Three languages. Two songs. One reason. Mother’s day. One of these was written by a young pregnant woman. “I wrote it when I was expecting my first baby, when the first kicks came. That is an incredible feeling,” says writer Indu Lekshmi who then gave her lyrics to a composer friend Mikku Kavil. By the time her son was born, Indu had a rough version of her song Ninte imayonnu chimmave. It is later, after Indu had her second child that they decided to make a video for the song. Anija Jalan who had first met them with the idea of a short film, became the director of the music video. Sangeetha Sreekanth sang the song and actor Saranya Sasi who heard it asked if she could act. And so, a song called Rareeram got made, a lullaby that they’d release on Mother’s Day.
On the same day, Ramanathan Gopalakrishnan of the band ‘Ethnic Hymns’ would bring out a lullaby in Hindi and Tamil. The Malayali composer has teamed up with a Pune lyricist and a Malayali singer Urmila Varma to bring out Gaom mein lori in Hindi and Vizhiyil mayakkam in Tamil. “Reshmi Prabha had sent the original lyrics in Hindi and I wrote the Tamil version. It’s just that my previous works have been in multiple languages, teaming up with musicians in other languages, so it was easier to go for Tamil than Malayalam,” says the Chennai-based man. His first album ‘Experience the feel of India’ had veterans like Hariharan, Sankar Mahadevan, and popular names like Naresh Iyer, Chinmayi and Harini sing. “It had different Indian classical forms including Carnatic, Thiruppavai and Qawwali. The songs were in Hindi, Tamil, Malayalam, Telugu and Marathi.”
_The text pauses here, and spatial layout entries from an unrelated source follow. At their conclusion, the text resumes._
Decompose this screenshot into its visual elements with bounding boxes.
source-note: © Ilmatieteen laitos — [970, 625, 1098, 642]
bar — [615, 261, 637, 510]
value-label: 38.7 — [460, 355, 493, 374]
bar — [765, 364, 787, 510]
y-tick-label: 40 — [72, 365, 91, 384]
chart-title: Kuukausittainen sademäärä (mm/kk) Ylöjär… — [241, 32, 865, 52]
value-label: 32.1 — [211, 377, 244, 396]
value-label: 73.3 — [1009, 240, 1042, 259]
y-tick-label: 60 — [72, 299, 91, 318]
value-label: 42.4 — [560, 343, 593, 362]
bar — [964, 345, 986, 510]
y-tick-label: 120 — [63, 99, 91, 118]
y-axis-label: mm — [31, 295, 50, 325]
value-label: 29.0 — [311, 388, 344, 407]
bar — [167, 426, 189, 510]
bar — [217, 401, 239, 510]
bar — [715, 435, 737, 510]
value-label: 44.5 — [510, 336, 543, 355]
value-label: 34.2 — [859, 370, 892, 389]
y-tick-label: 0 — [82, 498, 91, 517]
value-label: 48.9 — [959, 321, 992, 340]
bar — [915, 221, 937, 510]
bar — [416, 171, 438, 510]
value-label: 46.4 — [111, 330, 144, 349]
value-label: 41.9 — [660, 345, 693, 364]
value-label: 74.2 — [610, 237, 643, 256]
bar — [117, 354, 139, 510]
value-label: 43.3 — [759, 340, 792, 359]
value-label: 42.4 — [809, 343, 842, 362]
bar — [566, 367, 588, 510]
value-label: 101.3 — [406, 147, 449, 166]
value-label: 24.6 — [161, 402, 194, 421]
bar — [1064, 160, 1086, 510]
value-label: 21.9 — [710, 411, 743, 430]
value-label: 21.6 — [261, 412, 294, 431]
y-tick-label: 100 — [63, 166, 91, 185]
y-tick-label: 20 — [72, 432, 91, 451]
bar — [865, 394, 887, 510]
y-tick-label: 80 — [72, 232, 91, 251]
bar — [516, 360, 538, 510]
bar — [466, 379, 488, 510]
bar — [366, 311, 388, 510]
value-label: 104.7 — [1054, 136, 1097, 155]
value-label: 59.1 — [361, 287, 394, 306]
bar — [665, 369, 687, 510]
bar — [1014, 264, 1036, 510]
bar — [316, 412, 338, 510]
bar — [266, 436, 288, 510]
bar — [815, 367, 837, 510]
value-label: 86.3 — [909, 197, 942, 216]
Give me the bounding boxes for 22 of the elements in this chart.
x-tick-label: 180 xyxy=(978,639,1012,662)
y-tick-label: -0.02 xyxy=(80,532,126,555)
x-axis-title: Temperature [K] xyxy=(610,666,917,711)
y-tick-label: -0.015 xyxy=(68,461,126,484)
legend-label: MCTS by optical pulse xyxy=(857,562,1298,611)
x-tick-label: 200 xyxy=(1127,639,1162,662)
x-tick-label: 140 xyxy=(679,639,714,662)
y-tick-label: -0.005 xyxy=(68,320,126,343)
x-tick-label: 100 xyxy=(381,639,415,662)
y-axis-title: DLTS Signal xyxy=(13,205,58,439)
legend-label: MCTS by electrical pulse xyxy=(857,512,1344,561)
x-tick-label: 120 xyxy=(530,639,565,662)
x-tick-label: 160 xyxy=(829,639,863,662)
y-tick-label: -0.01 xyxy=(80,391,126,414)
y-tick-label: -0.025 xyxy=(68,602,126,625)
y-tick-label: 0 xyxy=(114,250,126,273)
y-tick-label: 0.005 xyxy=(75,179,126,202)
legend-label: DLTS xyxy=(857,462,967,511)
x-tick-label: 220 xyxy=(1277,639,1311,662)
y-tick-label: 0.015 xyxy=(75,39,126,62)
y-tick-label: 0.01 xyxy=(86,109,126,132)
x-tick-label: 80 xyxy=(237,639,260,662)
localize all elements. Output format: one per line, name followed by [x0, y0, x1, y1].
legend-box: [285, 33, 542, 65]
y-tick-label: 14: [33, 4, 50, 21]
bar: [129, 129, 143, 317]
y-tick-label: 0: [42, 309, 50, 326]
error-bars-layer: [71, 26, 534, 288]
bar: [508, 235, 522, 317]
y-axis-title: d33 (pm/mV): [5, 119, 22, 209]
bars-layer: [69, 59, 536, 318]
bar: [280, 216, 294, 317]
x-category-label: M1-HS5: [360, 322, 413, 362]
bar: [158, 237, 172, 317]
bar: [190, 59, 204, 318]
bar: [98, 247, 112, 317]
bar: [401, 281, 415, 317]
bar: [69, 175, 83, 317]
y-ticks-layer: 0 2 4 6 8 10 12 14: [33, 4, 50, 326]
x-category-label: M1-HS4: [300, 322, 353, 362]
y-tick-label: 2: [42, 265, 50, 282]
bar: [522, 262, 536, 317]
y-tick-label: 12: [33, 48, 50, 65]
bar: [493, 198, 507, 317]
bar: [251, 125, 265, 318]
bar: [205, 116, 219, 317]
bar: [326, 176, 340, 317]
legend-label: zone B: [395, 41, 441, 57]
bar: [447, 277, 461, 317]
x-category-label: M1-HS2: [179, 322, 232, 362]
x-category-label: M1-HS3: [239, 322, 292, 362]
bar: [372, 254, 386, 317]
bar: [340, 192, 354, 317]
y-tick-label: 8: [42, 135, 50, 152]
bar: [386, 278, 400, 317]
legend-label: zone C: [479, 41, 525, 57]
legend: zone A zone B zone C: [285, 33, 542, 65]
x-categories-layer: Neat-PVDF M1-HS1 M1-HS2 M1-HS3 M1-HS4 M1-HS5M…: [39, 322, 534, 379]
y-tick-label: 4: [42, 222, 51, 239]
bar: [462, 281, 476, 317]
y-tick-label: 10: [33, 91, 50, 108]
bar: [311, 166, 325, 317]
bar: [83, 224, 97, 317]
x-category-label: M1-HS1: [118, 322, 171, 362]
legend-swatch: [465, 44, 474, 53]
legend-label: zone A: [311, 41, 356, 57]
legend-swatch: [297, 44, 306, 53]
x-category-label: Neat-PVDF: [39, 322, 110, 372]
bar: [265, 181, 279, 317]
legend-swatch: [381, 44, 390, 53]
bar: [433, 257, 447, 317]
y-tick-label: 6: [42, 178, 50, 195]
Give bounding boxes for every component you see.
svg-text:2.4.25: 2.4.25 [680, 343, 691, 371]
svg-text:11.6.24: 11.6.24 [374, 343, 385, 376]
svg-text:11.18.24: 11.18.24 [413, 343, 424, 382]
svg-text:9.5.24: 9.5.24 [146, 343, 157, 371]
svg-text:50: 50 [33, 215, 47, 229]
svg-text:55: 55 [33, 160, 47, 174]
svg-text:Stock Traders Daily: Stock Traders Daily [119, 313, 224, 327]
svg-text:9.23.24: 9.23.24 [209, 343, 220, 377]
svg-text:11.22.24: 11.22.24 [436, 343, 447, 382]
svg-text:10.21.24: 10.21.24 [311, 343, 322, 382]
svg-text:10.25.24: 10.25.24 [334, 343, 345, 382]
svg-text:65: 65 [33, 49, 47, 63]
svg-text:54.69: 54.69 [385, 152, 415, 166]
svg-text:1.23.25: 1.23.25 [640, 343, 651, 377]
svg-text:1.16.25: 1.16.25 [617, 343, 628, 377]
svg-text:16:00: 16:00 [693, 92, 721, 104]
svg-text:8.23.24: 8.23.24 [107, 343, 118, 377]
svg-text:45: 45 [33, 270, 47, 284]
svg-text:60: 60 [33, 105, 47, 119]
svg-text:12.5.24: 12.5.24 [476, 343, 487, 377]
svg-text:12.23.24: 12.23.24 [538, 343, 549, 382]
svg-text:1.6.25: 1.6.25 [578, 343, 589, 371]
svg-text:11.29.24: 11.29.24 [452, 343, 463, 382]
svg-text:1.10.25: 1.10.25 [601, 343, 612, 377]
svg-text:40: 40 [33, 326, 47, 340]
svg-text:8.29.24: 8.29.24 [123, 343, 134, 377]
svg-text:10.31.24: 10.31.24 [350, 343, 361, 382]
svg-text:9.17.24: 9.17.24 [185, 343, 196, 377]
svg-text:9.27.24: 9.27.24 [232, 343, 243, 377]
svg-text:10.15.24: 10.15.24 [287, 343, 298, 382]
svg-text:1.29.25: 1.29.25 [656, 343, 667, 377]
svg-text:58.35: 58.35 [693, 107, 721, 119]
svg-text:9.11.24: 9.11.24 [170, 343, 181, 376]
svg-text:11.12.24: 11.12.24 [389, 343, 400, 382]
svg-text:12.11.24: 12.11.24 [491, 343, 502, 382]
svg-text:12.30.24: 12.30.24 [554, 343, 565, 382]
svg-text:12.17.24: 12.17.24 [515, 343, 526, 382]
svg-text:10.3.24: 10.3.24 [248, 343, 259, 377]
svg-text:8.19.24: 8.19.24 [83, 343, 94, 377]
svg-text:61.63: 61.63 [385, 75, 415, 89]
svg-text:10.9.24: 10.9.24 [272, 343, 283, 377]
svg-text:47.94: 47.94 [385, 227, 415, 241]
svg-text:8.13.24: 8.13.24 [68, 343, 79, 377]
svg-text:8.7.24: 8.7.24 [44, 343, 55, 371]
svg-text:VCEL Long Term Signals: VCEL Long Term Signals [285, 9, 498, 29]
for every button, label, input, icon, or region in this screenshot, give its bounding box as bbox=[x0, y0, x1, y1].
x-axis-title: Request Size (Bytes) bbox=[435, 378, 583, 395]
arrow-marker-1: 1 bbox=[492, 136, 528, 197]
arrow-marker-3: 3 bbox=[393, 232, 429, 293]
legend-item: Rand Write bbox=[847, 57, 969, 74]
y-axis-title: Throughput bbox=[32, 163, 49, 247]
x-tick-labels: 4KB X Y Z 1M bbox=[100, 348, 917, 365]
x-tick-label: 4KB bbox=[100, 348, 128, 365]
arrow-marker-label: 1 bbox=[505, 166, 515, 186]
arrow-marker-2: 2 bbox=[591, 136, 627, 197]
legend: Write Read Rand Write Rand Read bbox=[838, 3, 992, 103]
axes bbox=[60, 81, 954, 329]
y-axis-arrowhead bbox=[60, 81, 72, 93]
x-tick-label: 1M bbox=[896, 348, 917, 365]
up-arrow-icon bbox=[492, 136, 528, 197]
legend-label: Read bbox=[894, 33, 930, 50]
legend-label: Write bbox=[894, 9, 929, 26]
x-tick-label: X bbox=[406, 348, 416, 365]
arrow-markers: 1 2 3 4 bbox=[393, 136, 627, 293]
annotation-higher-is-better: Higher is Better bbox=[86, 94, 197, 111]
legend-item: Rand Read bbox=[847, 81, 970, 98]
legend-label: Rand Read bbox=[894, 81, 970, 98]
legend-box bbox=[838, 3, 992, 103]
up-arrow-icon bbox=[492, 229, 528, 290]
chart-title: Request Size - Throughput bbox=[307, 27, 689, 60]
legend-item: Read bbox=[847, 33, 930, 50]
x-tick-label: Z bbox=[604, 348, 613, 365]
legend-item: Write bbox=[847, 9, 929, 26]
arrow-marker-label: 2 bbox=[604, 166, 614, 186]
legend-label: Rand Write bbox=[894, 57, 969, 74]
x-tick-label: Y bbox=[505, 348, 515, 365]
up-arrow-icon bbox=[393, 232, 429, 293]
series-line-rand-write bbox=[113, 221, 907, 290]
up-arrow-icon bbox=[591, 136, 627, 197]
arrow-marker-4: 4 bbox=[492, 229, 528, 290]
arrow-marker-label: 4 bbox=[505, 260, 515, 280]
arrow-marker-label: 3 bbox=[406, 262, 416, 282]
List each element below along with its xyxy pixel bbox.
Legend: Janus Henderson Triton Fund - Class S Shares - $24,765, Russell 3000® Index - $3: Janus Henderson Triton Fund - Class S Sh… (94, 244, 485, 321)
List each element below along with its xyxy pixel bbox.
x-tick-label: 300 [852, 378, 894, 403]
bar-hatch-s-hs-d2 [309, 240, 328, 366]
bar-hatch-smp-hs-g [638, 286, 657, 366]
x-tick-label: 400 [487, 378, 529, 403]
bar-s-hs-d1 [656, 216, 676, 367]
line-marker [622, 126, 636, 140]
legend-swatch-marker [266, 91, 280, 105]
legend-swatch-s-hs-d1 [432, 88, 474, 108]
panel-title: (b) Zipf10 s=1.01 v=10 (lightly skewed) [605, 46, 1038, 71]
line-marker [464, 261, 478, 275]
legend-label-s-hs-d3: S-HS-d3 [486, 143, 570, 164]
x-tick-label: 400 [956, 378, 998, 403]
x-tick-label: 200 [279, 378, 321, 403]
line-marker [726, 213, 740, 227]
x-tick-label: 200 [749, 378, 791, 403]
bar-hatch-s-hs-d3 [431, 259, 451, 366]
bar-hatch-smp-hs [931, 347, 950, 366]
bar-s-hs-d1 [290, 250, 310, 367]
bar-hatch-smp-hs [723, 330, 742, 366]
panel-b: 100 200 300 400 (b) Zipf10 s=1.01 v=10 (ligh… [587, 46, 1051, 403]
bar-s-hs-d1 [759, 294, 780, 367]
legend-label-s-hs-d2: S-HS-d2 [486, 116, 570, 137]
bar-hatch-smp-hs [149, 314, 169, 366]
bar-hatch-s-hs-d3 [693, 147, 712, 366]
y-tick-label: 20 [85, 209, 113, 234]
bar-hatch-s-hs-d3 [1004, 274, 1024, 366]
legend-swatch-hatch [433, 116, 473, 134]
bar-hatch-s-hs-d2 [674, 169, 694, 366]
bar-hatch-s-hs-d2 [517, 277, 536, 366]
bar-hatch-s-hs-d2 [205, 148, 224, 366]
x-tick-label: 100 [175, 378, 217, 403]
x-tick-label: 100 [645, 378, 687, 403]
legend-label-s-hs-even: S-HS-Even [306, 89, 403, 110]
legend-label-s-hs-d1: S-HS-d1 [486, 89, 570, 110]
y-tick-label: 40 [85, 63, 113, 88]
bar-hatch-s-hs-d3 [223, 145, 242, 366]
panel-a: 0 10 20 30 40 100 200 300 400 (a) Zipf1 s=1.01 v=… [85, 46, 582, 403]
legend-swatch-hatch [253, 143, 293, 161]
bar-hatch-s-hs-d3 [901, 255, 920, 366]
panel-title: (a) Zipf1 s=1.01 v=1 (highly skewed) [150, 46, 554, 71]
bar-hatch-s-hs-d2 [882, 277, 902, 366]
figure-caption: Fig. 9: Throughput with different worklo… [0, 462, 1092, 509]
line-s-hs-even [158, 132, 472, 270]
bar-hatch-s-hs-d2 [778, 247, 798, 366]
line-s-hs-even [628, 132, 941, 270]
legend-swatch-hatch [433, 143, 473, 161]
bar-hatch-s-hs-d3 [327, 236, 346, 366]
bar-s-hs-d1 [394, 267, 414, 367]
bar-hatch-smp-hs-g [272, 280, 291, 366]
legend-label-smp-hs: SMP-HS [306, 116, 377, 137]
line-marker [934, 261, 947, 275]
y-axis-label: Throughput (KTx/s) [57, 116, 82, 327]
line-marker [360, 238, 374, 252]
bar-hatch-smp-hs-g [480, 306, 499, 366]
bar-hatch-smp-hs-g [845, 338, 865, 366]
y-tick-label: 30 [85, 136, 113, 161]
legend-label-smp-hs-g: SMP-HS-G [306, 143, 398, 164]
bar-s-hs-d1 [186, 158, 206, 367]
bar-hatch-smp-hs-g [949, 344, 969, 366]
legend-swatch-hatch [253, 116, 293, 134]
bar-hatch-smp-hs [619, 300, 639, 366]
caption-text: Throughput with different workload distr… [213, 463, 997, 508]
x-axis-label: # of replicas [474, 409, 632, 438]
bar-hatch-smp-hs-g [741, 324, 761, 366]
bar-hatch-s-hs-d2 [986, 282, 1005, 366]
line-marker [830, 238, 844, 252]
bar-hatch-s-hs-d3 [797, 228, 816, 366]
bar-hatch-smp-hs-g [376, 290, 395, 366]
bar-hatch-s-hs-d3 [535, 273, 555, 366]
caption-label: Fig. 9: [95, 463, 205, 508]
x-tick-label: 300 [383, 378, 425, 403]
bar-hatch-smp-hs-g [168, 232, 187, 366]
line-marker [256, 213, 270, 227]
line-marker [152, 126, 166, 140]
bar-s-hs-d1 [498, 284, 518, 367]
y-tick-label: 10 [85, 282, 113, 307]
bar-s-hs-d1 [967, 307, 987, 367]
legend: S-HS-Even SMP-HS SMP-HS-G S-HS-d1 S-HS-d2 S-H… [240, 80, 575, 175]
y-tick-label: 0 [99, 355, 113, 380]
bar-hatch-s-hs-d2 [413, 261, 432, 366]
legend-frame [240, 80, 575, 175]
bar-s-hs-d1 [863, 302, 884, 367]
His second work with Chinmayi had been for charity. Ramanathan is now composing for a Hindi film to be directed by Prince Rampal. The lullaby song comes before that. “There is perhaps a lot of change in the way we do things but as long as there are children, there will be lullabies,” he says. Somehow with all the technology around you, you find it difficult to imagine the old picture of a mother singing a lullaby to her child. “That’s not true. I have sung lullabies for both my kids, and all the new mothers I know do it too,” Indu says.
The lullabies on YouTube are viewed a lot, Ramanathan says. “Perhaps mothers use it to learn new songs or play it for their kids. But there are few songs with videos.” That’s how Ram thought of making a video, and got his wife and their two-year-old son to act in it, to be released on May 13. In Indu’s song the video shows the bonding of a mother (Saranya) and her child in different stages of life, as the child grows up.